The best of the web on education from kindergarten to postsecondary, as chosen daily by Globe and Mail education editor Simona Chiose.
U.S. universities open their doors to Sandy evacuees
Sandy has left colleges on the U.S. East Coast closed, with power failures and downed trees while other campuses became home to evacuees from the storm’s path. The City University of New York sheltered more than 1,700 people during the storm.
Is teaching undervalued for tenure decisions? Data says maybe
The perennial debate over teaching v. research has led Pamela Gravestock to probe whether the two really are counterposed in tenure decisions. Turns out that there are (almost) as many variations on how teaching is assessed at 46 different Canadian universities as there are institutions. While research has definite measures of success – number of publications, for example – teaching is more amorphously assessed, with the evidence for teaching excellence being inconsistent.

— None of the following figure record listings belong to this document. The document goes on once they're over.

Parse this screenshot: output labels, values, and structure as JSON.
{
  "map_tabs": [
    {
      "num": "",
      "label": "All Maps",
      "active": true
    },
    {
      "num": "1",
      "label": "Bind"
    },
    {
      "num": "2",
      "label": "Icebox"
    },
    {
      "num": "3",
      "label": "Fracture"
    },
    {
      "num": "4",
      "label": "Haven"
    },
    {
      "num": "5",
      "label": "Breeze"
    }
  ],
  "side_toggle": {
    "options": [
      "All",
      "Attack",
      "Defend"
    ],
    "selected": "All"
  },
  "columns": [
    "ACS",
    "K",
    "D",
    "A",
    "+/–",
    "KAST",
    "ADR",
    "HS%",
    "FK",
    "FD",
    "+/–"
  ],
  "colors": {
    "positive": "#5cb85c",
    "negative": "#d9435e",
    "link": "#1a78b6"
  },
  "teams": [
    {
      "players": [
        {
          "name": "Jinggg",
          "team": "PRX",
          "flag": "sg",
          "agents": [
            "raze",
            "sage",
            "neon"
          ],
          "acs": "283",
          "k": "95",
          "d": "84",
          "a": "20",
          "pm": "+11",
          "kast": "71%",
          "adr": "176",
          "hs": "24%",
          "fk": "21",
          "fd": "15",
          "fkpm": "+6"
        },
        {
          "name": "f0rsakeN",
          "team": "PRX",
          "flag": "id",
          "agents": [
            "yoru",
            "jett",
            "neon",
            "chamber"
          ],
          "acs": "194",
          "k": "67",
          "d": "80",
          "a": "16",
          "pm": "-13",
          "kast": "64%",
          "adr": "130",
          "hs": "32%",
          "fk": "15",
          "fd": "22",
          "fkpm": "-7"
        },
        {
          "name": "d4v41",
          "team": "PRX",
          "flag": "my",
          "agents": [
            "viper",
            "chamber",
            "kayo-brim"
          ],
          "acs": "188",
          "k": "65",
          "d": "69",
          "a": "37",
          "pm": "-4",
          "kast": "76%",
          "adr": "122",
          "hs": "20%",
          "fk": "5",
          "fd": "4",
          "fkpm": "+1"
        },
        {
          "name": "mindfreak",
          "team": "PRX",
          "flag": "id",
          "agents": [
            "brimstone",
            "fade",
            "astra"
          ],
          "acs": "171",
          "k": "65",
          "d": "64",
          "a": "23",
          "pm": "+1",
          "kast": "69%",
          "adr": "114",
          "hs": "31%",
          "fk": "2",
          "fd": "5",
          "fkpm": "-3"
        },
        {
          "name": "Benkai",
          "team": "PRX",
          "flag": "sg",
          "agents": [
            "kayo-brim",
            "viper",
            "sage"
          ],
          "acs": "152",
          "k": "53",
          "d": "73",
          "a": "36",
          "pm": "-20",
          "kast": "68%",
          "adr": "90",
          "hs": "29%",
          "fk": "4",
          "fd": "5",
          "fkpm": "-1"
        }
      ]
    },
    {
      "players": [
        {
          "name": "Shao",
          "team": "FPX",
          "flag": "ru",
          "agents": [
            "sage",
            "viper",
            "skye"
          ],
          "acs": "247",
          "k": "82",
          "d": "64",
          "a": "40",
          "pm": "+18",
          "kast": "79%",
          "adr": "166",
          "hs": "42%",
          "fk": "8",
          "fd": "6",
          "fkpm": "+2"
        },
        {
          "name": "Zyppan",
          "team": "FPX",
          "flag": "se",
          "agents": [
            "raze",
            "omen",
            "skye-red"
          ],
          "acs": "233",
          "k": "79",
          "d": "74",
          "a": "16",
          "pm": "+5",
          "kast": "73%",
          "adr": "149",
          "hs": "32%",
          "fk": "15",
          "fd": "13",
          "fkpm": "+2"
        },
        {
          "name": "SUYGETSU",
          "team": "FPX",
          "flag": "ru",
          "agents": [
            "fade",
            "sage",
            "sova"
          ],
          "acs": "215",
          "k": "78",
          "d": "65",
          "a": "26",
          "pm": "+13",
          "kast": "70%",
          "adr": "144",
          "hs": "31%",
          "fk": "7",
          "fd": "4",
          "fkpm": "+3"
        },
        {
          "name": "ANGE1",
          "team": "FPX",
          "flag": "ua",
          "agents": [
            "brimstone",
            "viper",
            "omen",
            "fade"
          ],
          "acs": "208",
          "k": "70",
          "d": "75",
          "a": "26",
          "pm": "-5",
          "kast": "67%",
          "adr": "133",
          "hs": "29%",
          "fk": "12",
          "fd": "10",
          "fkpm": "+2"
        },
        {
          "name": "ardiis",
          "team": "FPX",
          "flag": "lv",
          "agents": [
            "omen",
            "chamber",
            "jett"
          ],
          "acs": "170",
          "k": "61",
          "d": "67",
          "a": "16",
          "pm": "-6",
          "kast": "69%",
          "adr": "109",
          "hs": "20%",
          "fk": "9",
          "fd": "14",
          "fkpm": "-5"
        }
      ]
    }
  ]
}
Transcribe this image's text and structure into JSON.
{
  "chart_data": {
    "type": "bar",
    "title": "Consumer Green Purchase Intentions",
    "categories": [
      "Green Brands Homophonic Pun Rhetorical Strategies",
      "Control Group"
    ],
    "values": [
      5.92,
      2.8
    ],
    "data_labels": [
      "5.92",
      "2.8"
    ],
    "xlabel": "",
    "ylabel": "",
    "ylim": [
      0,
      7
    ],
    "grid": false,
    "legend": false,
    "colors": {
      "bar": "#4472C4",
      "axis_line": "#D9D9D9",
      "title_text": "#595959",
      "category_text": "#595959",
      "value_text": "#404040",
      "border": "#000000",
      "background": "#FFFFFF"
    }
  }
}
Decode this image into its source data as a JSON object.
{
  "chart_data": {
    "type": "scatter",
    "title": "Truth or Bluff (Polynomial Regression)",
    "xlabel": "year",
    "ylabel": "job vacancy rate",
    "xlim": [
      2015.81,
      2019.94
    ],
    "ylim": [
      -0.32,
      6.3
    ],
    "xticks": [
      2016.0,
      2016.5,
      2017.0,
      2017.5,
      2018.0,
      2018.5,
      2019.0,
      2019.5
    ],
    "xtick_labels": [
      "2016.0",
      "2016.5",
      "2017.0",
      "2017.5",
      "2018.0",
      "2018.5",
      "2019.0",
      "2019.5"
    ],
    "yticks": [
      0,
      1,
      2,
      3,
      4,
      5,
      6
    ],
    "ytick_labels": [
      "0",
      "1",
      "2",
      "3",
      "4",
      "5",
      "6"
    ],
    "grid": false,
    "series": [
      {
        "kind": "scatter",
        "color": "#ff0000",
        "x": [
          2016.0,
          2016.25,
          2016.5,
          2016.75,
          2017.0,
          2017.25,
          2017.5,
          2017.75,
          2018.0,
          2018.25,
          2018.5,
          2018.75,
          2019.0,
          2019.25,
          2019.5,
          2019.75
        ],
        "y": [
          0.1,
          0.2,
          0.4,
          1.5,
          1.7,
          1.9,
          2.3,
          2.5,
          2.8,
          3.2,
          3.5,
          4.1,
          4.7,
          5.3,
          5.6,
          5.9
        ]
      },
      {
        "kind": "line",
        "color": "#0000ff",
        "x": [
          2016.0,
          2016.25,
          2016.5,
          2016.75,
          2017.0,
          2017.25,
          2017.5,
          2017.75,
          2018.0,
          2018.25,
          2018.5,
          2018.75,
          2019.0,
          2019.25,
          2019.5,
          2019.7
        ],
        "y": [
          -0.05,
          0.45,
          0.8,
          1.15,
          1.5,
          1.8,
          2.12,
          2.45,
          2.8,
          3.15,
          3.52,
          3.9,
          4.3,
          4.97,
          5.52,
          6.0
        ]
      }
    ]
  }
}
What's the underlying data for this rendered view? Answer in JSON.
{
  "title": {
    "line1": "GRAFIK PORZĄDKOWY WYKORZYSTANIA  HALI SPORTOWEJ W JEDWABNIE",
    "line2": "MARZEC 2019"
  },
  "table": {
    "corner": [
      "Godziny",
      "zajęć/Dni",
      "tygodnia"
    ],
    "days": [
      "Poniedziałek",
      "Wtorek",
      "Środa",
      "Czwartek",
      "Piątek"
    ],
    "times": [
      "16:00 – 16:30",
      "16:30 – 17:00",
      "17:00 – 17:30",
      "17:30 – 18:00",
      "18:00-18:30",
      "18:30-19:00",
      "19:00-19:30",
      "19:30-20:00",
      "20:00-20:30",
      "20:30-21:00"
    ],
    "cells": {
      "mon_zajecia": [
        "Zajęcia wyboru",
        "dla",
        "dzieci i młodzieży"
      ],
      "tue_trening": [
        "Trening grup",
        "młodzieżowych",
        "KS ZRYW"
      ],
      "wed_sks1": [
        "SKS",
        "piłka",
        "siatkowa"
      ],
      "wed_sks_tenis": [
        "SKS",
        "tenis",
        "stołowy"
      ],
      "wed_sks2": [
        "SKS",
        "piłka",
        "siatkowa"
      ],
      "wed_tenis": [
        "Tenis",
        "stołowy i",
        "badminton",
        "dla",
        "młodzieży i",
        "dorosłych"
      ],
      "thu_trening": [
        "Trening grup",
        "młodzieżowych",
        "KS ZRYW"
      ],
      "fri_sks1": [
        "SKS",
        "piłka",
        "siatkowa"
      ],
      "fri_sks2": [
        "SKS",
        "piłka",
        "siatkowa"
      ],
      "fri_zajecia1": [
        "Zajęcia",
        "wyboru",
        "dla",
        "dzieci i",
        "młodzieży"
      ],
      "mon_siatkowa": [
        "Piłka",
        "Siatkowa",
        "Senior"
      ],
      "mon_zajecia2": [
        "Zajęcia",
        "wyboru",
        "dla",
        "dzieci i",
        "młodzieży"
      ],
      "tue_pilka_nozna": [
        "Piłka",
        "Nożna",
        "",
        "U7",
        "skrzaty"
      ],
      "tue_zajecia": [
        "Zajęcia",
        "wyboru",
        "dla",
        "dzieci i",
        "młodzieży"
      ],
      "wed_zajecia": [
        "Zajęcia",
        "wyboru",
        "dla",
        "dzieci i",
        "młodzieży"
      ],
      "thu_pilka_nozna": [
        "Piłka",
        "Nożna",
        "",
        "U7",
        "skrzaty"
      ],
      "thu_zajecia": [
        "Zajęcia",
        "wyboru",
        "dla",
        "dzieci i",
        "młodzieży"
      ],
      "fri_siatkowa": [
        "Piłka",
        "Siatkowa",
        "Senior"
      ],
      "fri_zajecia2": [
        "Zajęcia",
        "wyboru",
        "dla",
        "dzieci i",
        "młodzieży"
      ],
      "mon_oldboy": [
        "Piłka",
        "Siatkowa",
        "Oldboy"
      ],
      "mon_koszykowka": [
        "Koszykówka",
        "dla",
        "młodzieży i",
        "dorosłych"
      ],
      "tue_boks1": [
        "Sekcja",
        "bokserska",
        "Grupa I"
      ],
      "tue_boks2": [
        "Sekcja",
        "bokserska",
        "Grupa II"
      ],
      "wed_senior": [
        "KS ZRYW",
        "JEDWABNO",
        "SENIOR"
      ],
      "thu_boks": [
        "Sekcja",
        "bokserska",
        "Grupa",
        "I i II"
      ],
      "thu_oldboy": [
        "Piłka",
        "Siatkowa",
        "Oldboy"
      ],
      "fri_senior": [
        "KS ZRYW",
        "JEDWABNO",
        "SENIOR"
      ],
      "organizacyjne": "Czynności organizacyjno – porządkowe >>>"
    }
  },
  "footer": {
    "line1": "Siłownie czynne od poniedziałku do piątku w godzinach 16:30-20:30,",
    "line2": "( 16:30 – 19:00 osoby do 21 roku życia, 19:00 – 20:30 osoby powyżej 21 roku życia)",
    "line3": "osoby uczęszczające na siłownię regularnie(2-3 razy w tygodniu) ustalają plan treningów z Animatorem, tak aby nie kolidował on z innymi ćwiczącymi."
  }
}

Mental health affects dropping out decision
Depression is the most common mental health issue for American university students, with many students not receiving (and perhaps not seeking) any help for their problems. Not getting help to deal with their workload or sagging marks led many to decide to drop out or lose scholarships that depended on maintaining a certain average.
Training the brain
Private tutoring services that claim they can train the brain to respond to academic challenges are catching on. Sometimes begun as a way to keep aging brains sharp, the companies now increasingly count students (and their parents) among their clients.
The best place to go trick or treating and catch some thrills might be university campuses. In Canada, University of Toronto alumni share their run-ins with ghosts, while the U.S. has a list of top 10 campuses with non-paying spectral attendees.